Conclusion: Pregnancy outcomes were consistent with those of the background population. The malformation reported of the partner to a TFL exposed man is comparable to the rate of plagiocephaly reported in Denmark.
Disclosure: Funding: This work was supported by Sanofi
Disclosures:
Johanna Balslev Andersen:J.B.A. has nothing to disclose.
Julie Yoon Moberg:J.Y. Moberg has received travel and educational grants from Biogen Denmark A/S, Merck A/S, Roche Pharmaceuticals A/S, Sanofi Genzyme Denmark and Teva Denmark A/S and has acted as a speaker for Biogen Denmark A/S, Sanofi Genzyme Denmark, and Teva Denmark A/S.
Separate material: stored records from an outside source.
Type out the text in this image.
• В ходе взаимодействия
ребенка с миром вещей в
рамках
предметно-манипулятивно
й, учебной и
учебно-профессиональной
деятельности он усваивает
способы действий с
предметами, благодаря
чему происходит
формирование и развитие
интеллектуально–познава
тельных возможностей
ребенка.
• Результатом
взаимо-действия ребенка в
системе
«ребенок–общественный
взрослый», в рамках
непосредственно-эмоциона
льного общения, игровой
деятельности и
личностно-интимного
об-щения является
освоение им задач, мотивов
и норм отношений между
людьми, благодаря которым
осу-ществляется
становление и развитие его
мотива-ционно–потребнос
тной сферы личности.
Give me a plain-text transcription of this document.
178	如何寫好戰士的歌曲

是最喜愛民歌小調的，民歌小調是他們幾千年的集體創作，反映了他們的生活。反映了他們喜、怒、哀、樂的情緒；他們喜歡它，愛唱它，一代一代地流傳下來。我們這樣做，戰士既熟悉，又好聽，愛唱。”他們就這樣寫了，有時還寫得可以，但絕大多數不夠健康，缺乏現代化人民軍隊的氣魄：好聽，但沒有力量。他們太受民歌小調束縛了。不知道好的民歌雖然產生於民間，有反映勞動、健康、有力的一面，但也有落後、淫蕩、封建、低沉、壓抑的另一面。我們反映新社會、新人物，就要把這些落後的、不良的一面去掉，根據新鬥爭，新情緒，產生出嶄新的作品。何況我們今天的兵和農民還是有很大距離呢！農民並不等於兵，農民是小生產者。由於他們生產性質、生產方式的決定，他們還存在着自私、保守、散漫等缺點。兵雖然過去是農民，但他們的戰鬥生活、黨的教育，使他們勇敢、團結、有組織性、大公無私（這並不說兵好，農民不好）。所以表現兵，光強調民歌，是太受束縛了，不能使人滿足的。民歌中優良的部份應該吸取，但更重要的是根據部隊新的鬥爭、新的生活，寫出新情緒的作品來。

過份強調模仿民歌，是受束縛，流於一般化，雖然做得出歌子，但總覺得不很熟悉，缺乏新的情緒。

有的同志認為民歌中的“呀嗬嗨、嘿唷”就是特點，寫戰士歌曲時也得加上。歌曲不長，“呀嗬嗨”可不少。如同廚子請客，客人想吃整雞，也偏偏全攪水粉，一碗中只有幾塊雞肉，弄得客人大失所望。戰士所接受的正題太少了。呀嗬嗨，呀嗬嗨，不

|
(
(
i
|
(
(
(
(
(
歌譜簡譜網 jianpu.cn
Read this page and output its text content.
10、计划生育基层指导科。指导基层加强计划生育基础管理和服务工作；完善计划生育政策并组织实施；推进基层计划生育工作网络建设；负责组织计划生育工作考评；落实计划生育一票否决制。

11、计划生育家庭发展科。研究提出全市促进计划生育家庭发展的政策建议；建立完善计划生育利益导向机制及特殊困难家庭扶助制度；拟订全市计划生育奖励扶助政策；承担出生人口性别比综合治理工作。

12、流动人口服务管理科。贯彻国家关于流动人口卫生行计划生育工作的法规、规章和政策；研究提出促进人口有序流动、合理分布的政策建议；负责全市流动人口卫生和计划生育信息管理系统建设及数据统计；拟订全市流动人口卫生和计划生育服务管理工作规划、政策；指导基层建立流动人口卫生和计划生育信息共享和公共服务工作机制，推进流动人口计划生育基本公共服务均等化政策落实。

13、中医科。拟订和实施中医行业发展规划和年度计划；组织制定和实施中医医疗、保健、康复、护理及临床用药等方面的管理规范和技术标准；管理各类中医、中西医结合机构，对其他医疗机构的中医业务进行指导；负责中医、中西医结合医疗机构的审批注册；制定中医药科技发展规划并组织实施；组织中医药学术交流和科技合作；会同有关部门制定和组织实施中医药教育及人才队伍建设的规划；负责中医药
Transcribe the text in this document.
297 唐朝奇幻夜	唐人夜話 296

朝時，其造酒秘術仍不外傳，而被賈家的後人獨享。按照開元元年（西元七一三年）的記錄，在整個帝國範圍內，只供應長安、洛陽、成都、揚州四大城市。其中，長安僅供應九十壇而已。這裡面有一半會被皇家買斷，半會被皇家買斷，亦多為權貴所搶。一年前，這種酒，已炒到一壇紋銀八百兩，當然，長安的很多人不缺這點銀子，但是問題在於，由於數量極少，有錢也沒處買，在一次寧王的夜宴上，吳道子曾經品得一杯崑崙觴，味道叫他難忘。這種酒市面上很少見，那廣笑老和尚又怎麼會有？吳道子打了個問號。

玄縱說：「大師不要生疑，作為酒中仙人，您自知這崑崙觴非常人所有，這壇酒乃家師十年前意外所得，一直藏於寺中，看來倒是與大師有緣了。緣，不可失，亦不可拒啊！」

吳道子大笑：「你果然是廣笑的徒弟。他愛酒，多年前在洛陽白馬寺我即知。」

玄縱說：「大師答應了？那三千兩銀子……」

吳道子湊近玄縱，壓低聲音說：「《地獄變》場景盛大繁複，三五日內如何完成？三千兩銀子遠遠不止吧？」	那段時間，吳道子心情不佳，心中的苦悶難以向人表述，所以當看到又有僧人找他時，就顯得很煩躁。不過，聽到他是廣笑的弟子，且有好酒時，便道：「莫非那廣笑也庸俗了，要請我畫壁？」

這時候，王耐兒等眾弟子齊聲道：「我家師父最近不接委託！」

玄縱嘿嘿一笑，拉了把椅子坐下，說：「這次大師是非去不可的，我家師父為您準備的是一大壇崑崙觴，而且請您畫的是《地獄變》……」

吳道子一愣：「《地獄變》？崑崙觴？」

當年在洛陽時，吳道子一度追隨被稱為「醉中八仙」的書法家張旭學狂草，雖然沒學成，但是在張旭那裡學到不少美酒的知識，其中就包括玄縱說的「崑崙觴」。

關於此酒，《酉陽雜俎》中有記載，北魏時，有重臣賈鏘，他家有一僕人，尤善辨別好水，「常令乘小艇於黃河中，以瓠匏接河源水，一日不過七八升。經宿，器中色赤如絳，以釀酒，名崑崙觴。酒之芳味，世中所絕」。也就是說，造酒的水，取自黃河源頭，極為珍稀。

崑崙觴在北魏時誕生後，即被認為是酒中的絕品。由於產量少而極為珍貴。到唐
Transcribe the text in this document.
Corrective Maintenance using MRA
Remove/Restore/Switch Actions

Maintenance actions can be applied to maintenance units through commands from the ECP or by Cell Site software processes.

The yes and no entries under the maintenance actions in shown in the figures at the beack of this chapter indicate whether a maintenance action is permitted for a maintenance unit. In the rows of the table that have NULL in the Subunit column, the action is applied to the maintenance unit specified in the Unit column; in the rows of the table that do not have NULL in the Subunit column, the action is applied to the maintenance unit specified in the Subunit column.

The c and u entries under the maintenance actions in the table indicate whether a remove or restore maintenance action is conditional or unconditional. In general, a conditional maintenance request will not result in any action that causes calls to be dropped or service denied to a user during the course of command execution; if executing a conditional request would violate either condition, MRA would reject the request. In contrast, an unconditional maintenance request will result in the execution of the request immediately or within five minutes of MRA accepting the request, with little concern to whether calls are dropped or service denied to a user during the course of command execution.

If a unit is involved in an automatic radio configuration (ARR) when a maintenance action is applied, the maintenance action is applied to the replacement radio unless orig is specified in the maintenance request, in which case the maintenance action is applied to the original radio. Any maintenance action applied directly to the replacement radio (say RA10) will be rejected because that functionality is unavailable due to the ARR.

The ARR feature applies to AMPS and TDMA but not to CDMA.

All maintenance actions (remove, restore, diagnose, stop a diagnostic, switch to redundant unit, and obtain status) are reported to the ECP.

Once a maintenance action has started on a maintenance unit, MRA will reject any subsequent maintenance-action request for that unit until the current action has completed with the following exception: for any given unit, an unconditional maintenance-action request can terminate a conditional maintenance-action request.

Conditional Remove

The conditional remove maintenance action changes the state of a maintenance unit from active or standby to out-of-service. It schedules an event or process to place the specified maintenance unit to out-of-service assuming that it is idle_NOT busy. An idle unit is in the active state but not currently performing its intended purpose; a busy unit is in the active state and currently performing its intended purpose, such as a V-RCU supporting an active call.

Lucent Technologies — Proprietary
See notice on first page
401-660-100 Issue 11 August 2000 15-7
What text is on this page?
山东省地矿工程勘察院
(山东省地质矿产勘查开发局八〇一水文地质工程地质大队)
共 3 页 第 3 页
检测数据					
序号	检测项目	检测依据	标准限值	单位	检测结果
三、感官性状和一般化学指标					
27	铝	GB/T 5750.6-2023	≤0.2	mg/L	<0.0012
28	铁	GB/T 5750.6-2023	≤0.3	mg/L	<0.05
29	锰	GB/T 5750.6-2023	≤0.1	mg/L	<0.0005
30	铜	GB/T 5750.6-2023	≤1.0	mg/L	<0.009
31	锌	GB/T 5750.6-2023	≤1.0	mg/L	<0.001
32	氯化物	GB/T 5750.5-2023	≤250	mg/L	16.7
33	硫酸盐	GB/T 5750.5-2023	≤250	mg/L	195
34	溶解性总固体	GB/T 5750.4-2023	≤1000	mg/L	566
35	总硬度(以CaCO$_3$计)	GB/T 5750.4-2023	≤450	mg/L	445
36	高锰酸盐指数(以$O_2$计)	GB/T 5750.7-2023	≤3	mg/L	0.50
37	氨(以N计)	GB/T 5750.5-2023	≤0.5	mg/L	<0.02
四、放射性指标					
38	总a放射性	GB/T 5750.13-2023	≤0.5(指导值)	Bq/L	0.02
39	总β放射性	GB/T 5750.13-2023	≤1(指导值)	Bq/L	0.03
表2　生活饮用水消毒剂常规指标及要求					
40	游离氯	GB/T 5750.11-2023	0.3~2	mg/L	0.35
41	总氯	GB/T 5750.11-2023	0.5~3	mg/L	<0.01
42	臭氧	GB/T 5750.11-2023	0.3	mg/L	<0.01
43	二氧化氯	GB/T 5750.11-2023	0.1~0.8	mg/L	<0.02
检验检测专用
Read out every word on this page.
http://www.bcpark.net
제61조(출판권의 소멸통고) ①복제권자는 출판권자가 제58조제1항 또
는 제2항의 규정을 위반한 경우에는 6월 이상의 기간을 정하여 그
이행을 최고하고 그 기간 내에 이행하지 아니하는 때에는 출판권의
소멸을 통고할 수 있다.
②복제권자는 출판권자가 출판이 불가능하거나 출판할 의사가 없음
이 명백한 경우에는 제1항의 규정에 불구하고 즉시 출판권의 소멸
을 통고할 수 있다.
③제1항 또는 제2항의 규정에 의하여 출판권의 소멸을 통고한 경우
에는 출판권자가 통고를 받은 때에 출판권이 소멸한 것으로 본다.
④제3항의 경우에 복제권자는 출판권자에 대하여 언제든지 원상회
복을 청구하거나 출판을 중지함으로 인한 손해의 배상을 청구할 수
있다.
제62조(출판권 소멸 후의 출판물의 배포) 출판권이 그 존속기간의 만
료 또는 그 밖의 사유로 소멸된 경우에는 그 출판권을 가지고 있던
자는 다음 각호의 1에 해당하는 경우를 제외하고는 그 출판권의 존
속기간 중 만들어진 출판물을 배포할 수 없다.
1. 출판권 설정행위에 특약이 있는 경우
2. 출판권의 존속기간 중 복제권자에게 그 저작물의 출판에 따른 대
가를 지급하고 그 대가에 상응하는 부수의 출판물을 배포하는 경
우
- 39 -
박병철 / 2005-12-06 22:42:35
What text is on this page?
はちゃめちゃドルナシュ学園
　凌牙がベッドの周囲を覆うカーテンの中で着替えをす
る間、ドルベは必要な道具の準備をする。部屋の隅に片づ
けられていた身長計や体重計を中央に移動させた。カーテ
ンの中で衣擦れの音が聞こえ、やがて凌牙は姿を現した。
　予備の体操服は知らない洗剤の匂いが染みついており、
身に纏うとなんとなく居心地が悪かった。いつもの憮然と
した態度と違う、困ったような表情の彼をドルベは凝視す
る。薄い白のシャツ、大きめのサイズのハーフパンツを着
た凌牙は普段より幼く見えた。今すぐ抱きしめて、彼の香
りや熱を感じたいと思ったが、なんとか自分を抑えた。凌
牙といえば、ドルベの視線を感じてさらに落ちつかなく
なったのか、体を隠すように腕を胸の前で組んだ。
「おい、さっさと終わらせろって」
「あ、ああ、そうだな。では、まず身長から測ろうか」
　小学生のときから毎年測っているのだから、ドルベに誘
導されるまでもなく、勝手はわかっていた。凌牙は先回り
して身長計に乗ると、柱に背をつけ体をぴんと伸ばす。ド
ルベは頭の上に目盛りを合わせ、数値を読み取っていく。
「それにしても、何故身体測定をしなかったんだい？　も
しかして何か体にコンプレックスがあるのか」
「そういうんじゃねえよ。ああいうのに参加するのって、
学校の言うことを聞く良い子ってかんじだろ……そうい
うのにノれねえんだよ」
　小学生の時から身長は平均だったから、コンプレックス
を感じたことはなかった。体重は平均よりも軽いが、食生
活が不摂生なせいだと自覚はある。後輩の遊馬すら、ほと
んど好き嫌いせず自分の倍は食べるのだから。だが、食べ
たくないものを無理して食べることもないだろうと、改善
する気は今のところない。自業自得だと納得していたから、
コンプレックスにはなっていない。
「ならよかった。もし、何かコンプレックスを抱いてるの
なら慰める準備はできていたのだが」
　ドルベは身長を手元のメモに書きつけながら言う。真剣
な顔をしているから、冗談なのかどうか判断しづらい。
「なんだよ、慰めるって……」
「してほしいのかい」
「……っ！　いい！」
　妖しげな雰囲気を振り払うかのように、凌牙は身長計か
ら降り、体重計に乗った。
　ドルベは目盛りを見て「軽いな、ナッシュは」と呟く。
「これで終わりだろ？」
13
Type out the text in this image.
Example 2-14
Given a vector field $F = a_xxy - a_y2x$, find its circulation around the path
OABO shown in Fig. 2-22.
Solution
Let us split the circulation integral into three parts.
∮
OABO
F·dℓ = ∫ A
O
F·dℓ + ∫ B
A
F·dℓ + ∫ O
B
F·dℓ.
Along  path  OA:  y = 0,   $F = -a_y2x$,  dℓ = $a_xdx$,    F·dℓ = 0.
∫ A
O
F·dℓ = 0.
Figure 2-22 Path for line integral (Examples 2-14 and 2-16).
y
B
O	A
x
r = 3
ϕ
Tim Spelman: TS received compensation for serving on scientific advisory boards, honoraria for consultancy and funding for travel from Biogen; speaker honoraria from Novartis
Melinda Magyari:M.M. has served on scientific advisory board for Biogen, Sanofi, Teva, Roche, Novartis, Merck, has received honoraria for lecturing from Biogen, Merck, Novartis, Sanofi, has received support for congress participation from Biogen, Genzyme, Teva, Roche.